These bills were put forward after the White House and the FCC came out in support of making cell phone unlocking legal in response to a petition that garnered 114,000 signatures. Since 2006, The Library of Congress had issued an exemption to the Digital Millennium Copyright Act that allowed for cell phone unlocking; however, it decided not to extend that exemption past January, 2013.

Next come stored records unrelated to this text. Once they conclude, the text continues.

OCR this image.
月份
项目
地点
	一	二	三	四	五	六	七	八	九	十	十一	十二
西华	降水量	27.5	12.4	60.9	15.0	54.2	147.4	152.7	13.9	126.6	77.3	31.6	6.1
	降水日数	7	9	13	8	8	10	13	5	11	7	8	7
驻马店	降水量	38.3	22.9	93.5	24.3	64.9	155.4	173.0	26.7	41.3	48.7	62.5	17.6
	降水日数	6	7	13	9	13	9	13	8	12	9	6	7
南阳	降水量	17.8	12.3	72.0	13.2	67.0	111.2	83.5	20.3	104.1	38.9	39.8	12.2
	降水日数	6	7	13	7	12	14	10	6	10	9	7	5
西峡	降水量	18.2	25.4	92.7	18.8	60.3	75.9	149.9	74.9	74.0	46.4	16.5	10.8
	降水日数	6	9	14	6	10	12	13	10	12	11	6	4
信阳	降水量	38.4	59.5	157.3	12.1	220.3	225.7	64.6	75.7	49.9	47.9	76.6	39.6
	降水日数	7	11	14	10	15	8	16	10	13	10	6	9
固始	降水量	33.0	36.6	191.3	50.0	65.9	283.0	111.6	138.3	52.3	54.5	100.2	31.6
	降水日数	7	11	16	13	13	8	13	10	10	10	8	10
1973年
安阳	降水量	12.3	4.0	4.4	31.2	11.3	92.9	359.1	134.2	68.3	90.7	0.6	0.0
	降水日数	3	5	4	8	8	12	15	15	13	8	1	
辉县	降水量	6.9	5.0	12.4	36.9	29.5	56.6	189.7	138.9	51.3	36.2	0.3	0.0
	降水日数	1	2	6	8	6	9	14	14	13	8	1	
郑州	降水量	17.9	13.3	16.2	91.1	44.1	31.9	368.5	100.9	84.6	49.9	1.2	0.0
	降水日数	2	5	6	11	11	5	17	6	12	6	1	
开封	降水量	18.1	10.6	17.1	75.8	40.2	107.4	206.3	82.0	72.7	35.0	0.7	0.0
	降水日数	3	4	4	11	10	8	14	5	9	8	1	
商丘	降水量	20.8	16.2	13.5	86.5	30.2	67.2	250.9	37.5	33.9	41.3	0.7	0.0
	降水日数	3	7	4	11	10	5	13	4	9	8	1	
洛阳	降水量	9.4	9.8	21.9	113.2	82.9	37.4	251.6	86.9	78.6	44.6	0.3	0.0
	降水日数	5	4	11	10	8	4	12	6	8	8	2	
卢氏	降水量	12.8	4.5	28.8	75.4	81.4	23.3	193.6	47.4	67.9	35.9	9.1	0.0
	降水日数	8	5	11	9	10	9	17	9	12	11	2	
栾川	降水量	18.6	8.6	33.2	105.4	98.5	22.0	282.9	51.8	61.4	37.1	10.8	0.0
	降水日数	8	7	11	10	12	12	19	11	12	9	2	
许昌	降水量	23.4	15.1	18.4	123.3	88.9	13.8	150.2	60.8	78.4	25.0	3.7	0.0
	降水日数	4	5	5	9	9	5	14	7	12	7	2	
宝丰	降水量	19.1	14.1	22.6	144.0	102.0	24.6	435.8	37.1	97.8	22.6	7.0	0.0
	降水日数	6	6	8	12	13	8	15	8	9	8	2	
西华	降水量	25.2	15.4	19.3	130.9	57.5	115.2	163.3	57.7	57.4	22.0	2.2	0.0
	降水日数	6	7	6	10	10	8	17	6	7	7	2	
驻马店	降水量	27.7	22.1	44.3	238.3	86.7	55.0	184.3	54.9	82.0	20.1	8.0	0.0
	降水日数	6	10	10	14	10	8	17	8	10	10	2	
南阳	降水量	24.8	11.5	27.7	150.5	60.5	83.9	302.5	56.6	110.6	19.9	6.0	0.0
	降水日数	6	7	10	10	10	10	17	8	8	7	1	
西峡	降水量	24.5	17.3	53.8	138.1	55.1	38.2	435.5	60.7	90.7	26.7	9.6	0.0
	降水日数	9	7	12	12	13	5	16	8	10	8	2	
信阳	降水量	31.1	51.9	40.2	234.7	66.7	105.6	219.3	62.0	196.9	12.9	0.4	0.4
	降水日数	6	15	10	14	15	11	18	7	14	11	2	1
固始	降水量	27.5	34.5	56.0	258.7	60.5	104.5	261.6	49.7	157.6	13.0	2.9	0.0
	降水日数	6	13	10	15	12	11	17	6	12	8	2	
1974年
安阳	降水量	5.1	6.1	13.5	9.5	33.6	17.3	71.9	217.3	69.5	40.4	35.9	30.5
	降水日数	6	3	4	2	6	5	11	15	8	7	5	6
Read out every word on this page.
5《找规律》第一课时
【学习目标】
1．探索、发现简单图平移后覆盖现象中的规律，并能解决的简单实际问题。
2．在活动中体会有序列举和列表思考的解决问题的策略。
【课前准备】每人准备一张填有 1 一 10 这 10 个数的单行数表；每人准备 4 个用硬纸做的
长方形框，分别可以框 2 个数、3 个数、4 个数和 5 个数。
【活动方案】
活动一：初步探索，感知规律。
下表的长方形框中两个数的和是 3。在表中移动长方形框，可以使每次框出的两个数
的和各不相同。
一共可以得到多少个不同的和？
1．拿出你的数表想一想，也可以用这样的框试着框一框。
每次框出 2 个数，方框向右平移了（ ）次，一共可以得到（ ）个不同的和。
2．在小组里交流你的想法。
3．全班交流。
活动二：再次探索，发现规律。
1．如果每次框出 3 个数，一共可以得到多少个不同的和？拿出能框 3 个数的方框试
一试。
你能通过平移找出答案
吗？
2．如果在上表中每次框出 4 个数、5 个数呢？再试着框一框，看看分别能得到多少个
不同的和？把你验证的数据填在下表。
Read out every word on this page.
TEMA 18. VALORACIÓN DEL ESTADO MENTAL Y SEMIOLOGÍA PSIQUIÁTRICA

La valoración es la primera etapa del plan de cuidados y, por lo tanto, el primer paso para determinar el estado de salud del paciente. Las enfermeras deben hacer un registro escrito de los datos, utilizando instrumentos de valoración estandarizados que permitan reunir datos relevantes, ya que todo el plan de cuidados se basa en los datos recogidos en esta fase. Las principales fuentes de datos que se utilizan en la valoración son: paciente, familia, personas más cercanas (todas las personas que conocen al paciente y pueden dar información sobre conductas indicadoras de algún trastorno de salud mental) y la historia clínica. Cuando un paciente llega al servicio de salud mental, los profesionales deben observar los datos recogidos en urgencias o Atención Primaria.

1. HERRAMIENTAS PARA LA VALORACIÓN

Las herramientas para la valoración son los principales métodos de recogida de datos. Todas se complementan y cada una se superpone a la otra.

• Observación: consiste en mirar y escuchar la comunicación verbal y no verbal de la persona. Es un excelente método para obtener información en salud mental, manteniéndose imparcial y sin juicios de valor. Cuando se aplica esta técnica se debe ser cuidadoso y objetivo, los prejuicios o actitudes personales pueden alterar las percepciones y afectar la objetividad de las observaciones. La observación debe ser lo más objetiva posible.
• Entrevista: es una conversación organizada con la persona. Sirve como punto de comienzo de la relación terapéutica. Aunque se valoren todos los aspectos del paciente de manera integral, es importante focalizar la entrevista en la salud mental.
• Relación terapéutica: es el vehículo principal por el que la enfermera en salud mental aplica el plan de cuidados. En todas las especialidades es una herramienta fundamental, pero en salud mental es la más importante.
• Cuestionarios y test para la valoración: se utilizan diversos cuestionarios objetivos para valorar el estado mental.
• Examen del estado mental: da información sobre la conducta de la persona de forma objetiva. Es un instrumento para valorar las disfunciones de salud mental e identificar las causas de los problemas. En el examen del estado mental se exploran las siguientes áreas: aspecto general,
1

In her post, Granick takes a detailed look at each proposal before Congress and outlines their shortcomings. She suggests that an unlocking bill must:
● Legalize distribution of the TOOLS and services that the vast majority of consumers need to unlock their handsets;
● Allow any lawful handset owner -- not only wireless customers but also second hand purchasers and recyclers -- to unlock lawfully owned phones, or to pay someone else to do it on their behalf;
● Encourage or require wireless providers to unlock, but not force handset owners to rely solely on providers for the service;
● Regulate excessive penalties in service contracts that improperly interfere with customer choice in network providers;
● Consider barring network providers from forcing handset manufacturers to lock phones; and
● Ensure that bulk unlockers like recyclers and exporters aren't thrown in the same bucket as handset arbitragers.
Hopefully, upcoming proposals such as the one from Rep. Chaffetz's office, will implement Granick's suggestions.